Dalam deep reading, waktu seolah berhenti—waktu dialami tanpa sadar bahwa waktu itu berjalan. Itulah sebuah waktu yang meditatif. Pola membaca via Internet jauh dari sifat waktu meditatif itu. Kemudahan tanpa hambatan (kecuali hambatan bandwidth) untuk lompat dari satu halaman ke halaman lain (teks, audio, dan video) mendorong ketergesaan dan kesegeraan. Tanpa perenungan, tanpa pendalaman—tidak kontemplatif. Akibatnya, kata Birkerts, adalah erosi bahasa. Tersingkirnya deep reading menggerus kompleksitas bahasa seperti paradoks, ironi, kesubtilan, dan metafor. Gantinya adalah bahasa yang sederhana, robotik, teknis, efisien, tergesa-gesa. A more telegraphic sort of “plainspeak,” katanya. Tak heran makin sedikit orang yang bisa menikmati dan tahan membaca karya-karya tebal sastrawan-sastrawan besar.

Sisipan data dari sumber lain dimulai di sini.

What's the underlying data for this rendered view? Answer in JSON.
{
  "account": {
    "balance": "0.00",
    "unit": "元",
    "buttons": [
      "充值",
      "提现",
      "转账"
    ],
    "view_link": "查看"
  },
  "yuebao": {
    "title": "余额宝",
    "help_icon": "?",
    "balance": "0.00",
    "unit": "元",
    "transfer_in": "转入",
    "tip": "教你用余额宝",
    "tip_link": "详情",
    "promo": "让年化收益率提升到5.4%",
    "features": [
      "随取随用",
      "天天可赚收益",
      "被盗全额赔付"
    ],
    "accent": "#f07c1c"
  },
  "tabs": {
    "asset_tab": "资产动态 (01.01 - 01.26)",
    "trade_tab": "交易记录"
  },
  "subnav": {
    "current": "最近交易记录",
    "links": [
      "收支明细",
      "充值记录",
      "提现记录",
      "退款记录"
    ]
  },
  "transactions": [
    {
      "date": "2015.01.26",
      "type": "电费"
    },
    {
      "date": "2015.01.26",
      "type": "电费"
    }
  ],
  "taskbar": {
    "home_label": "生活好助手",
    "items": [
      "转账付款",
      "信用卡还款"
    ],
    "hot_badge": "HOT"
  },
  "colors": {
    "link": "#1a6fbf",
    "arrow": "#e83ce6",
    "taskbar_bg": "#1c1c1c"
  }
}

Akibat lain adalah mendangkalnya perspektif historis. Bagi Birkerts, ikatan masa lalu bisa terlihat secara fisik dari akumulasi deretan buku-buku di perpustakaan—baik perpustakaan pribadi maupun umum. Dari deretan buku itu kita membentuk gambaran berlalunya waktu seiring dengan penambahan jumlah buku. Semakin banyak bukunya, semakin jauh kita bisa tarik sejarah ke belakang. Dengan masuknya data dan informasi di Internet, hilanglah kepekaan terhadap kronologi, kepekaan terhadap garis waktu.